I'd get pulled in and push my way out of a few friend groups over the course of my school years, due to this and moving frequently, so I never really held close to many individuals. When I did it would work out sometimes, and that was nice; but sometimes, it'd end awfully for me, and make me want to further isolate.
During one such negative experience, it got really bad. I'd started to become extremely self-conciois of my every move, in fear of letting them down, I'd push people away who'd say negative things about my relationship with this individual. And my anxiety started to skyrocket at the same time as my depression.
Eventually we grew more and more distant, and as the pandemic came, I lost my job, my last place of socialization. I was now the most alone I'd ever been in my entire life. Pushed away or drifted from all the relationships I used to have.
I locked myself in my room, stopped going up for dinner with my family, only stayed awake between 5pm and 5am, to avoid human interaction. No money, no friends, no real hobbies (just watched YouTube, movies, shows, played a game or two, every day, have... Spiritual journeys.), I was reduced to nothing.
Ever since then, I have felt terrified, of human interaction. Going out in public is a panic attack and needs preparations for hours before hand, talking to people, including my own roomates and family, is extremely nerve racking, and mentally taxing. Going to work everyday (whenever I would even have a job), would be an hour long "You can do this. You can do this." Session.
No more eating in public, browsing the mall with friends, hanging out at a museum, going to the library, doing an interview, going for a walk, getting groceries, getting a haircut, going to any appointments, without absolute panic, paranoia, and anxiety.

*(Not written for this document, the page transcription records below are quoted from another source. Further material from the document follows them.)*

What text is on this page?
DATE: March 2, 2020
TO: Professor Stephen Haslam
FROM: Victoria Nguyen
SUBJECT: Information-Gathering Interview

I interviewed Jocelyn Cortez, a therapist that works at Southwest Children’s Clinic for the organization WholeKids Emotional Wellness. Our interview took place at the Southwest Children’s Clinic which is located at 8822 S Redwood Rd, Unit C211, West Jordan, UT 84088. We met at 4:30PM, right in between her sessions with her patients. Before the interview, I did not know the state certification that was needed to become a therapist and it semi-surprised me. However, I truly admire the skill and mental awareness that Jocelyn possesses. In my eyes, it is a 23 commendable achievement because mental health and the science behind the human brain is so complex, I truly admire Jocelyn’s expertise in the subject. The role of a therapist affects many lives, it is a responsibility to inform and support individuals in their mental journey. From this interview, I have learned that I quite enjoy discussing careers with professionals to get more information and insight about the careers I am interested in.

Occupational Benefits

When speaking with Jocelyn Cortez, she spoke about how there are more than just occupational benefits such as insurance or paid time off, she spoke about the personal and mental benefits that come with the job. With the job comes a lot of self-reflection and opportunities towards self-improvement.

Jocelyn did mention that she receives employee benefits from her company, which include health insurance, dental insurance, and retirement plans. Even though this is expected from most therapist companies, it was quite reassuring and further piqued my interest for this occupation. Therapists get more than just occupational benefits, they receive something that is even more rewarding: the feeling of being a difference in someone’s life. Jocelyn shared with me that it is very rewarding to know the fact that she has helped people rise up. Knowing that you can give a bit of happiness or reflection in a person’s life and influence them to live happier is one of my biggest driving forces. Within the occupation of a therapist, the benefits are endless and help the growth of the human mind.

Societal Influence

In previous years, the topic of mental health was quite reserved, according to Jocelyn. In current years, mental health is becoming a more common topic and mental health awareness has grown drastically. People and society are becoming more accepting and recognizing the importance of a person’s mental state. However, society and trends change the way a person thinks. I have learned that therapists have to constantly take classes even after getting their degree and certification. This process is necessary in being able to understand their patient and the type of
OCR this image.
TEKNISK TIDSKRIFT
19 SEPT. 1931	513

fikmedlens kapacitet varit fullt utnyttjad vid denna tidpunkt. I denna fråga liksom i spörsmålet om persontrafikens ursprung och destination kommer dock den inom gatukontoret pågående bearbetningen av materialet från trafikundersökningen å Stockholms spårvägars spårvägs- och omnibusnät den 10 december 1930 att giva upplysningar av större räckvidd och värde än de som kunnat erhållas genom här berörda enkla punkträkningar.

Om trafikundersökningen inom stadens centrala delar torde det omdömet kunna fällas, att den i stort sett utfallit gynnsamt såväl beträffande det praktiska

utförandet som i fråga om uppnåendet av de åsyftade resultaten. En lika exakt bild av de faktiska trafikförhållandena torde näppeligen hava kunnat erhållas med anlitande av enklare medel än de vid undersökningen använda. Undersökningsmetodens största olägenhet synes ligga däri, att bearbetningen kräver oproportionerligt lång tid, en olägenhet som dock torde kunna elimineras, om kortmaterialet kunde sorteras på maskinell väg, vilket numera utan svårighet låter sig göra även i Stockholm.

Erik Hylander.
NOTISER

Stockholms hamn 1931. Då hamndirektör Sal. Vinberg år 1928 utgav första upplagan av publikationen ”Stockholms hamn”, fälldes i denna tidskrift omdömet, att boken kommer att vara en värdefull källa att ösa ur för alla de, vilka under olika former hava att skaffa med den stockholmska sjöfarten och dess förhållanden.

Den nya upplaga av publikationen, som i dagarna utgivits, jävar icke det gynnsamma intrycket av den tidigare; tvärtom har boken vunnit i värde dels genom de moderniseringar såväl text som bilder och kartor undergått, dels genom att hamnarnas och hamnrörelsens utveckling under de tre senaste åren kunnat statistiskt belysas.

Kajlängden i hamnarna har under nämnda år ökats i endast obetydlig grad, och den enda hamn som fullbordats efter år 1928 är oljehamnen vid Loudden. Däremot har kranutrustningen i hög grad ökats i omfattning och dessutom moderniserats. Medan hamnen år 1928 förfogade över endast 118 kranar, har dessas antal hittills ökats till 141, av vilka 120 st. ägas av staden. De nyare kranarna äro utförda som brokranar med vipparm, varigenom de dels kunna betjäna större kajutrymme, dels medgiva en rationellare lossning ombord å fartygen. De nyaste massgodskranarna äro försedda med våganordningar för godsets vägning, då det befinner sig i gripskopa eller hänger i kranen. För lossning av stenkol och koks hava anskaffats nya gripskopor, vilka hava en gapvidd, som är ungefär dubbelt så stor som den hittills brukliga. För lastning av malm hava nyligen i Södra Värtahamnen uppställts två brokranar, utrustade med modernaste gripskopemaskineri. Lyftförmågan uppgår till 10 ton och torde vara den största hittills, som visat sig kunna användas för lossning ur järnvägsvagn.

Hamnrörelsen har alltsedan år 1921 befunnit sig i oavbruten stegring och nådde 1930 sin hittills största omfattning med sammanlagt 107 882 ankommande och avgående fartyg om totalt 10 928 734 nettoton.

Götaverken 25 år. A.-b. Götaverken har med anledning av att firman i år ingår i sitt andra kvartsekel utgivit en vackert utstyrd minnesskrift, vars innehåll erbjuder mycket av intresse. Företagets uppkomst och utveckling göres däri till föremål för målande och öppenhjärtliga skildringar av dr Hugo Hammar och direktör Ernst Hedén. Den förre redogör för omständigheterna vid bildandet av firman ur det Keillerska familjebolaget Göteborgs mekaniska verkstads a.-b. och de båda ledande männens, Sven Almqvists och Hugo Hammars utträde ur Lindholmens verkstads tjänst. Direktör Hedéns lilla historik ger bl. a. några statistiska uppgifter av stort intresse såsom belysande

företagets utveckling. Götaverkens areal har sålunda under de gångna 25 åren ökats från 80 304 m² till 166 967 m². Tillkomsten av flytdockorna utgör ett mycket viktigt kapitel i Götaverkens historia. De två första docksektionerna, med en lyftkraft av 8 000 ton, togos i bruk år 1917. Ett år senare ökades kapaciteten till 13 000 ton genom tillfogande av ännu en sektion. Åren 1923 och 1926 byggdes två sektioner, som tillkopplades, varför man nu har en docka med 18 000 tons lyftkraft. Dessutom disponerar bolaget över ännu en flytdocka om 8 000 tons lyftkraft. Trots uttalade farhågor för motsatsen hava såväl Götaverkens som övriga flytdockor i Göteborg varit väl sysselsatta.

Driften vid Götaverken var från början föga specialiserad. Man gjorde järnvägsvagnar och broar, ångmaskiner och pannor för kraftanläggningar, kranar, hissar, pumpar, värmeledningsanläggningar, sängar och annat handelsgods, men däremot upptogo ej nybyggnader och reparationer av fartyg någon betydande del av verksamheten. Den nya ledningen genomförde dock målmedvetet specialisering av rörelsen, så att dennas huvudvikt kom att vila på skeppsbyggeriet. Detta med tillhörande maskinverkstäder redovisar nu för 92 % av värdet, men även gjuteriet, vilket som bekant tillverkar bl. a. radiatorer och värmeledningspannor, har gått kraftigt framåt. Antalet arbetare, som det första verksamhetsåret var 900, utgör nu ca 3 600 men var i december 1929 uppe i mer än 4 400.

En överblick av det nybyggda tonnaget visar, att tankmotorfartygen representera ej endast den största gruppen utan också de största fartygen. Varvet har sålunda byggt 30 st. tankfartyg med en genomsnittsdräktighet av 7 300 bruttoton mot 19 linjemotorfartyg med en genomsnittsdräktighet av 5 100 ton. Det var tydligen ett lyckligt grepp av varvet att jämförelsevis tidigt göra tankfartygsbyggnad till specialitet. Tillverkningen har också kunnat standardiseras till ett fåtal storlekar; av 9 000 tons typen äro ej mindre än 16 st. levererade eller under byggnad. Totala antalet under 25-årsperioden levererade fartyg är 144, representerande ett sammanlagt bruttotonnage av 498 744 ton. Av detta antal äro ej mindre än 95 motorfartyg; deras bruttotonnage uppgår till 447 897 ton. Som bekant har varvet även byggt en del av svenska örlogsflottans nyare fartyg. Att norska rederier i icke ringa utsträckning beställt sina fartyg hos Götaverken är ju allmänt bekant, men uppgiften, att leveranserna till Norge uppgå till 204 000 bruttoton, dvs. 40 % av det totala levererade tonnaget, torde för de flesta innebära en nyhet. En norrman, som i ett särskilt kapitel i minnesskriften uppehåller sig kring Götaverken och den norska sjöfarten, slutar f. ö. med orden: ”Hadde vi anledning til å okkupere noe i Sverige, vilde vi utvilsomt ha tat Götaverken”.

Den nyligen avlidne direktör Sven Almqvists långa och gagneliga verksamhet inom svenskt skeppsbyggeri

Specifically the paranoia has worsened over these last few months, as my teeth have been broken by an accident, which doesn't need elaboration for this post besides "it chipped my teeth like a cartoon character getting a hammer to the teeth". I feel like eyes are more drawn to me when I speak or eat in public because of it and that's the exact opposite of what I want.
Now that I have a job, I can work on fixing my teeth and hopefully ease the paranoia, and go back to therapy to work on things... Hopefully.
But until then, I am living a painful hell, of agoraphobia.